5. Бабочка
Март подходил к концу, и она неожиданно для себя поняла, что все чаще при мысли об офисе на ее лице появляется странная беспричинная улыбка. В ее работе мало что изменилось — текучка нервировала своей бессмысленной нервотрепкой, АТС трезвонила с утра до вечера, а рабочий стол был все так же залеплен разноцветными стикерами с различными «склерозками». Но теперь, запуская утром аську, она знала, что весь день новый загадочный пермский кавалер будет изо всех сил стараться заполнить собою все ее время и внимание, и то, что поначалу казалось ей досадной навязчивостью, со временем приобрело совершенно другие краски.
Впервые в жизни она столкнулась с таким напором, с таким безыскусным и неподдельным желанием общаться с ней.

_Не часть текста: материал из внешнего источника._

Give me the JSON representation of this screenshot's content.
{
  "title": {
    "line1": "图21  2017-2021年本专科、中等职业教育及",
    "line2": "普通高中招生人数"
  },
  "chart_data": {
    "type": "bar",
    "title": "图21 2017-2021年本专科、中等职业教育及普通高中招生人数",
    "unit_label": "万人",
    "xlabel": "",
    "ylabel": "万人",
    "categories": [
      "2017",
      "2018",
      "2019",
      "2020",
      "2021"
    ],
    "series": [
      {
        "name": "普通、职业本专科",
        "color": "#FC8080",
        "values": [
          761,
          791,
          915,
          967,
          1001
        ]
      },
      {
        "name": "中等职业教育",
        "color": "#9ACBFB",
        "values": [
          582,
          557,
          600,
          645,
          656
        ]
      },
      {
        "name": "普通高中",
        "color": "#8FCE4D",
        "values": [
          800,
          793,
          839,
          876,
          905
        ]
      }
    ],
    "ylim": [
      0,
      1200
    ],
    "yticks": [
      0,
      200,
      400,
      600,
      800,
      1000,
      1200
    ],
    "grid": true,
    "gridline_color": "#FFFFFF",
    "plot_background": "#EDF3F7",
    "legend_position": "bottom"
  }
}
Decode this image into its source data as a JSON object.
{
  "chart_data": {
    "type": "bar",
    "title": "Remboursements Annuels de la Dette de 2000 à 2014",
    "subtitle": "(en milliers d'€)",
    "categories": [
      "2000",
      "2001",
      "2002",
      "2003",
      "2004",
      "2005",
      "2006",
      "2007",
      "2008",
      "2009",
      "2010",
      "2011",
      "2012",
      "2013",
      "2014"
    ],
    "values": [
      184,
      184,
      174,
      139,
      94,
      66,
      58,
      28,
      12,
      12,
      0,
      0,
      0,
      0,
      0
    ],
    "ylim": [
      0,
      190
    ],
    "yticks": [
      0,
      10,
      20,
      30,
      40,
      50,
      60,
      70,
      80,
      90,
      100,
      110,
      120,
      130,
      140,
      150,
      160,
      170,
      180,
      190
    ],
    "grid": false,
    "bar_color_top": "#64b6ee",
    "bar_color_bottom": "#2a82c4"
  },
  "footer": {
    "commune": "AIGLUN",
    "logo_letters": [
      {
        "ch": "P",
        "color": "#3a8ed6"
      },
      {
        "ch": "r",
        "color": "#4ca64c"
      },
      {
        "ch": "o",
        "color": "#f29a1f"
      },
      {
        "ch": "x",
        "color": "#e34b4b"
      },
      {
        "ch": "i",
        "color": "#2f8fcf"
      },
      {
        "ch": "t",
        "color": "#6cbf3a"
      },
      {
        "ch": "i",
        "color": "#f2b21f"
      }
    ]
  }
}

Леша с трудом скрывал свое нетерпение, когда, заваленная работой, она не успевала быстро ему отвечать, словно не замечая ни ее снисходительности, ни откровенных равнодушных отписок. Казалось, он просто игнорировал ее иронические замечания и колкости, делая вид, что к нему они не относятся. Поначалу она предполагала, что очень быстро начнет в его обществе скучать — он не блистал эрудицией, нередко не понимал смысла ее шуток. Но вода терпеливо, капля за каплей, точила камень — его непосредственность и настойчивость делали свое дело, и она смягчалась, оттаивала, шажок за шажком подпуская его все ближе и ближе. Он не отходил привычно в сторону, когда она, раздраженная рабочей беготней, захлопывала перед ним дверь — он тут же беззастенчиво лез в окно, задавая вопросы, терпеливо докапываясь до причин ее плохого настроения. Он не знал слова «нет», он упорно шел к своей цели, и этой целью была она.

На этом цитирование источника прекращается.